Back in July, I wrote an article about whether or not it was time to leave GitHub. Well, There has been some developments since then and now Microsoft, GitHub, and OpenAI are getting sued by a programmer an lawyer named Matthew Butterick, with allegations that GitHub’s Copilot violate terms of open-source license and infringe on the rights of programers that have had their code used by it.
Microsoft released GitHub Copilot in June of 2022, it is an AI-based programming aid using OpenAI Codex to generate real-time source code and function recommendations in Visual Studio.
This tool was trained with machine learning using billions of lines of code from public repositories and can transform natural language into code snippets across dozens of programming languages, but there’s a problem with them doing this
Clipping authors out
While Copilot can speed up the process of writing code and ease the development of software, the fact that it uses public open-source code has caused experts to worry about the fact that it violates licensing rules around attributions and limitations.

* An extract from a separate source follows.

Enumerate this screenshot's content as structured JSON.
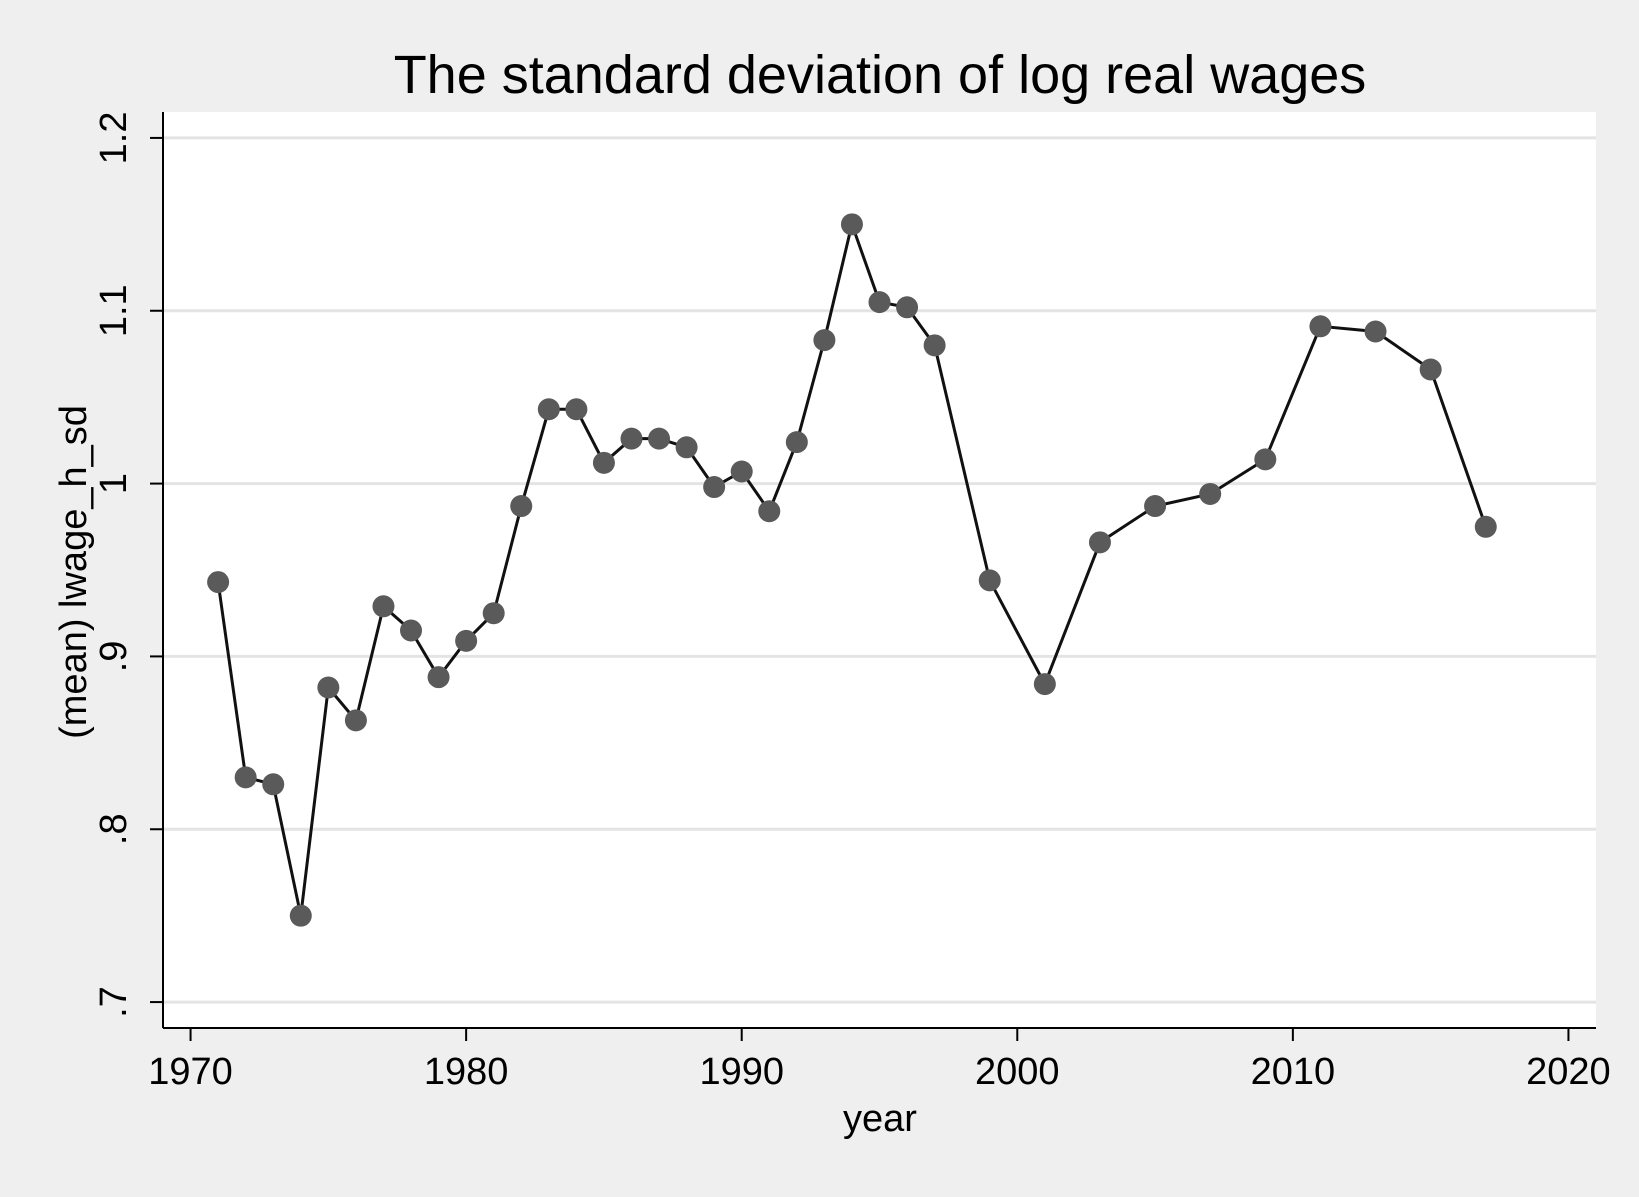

Open-source licences, such as GPL, Apache and MIT licences, require that a person posts attribution of the author’s name and defining particular copyrights.
Copilot, However, is removing this component, even when the snippets are longer than 150 characters and taken directly from the training set, no attribution is ever given.
Some programmers have gone as far as to call this open-source laundering, and the legal implications of this approach were demonstrated after the launch of this AI tool.
“It appears Microsoft is profiting from others’ work by disregarding the conditions of the underlying open-source licenses and other legal requirements,”
Joseph Saveri, the law firm representing Butterick in the litigation.
To make things worse, people have reported cases of Copilot leaking secrets published on public repositories they claim was by mistake and therefore included it in the training set, such as, API keys.
Aside from the licence violations, Butterick has also alleged that the development feature violates the following:
- GitHub’s terms of service and privacy policies,
- DMCA 1202, which forbids the removal of copyright-management information,
- the California Consumer Privacy Act,
- and other laws giving rise to the related legal claims.
The complaint was submitted to the U.S. District Court of the Northern District of California, demanding the approval of statutory damages to the tune of $9,000,000,000.
“Each time Copilot provides an unlawful Output it violates Section 1202 three times (distributing the Licensed Materials without: (1) attribution, (2) copyright notice, and (3) License Terms). So, if each user receives just one Output that violates Section 1202 throughout their time using Copilot (up to fifteen months for the earliest adopters), then GitHub and OpenAI have violated the DMCA 3,600,000 times. At minimum statutory damages of $2500 per violation, that translates to $9,000,000,000.”
reads the complaint.
Harming open-source
Butterick also commented on another topic in a blog post earlier in October, where he discussed the damage that Copilot could bring to the open-source community
He argued that the incentive for open-source contributions and collaboration is essentially removed by offering people code snippets and never telling them about the creator of the code and how to attribute them for it.
“Microsoft is creating a new walled garden that will inhibit programmers from discovering traditional open-source communities. Over time, this process will starve these communities. User attention and engagement will be shifted […] away from the open-source projects themselves—away from their source repos, their issue trackers, their mailing lists, their discussion boards.”
writes Butterick
He fears that given enough time, Copilot will cause open-source communities to decline, and in turn, the quality of the code in the training of the training data for the AI will be diminished
When contacted by BleepingComputer, GitHub issued the following statement.
“We’ve been committed to innovating responsibly with Copilot from the start, and will continue to evolve the product to best serve developers across the globe.”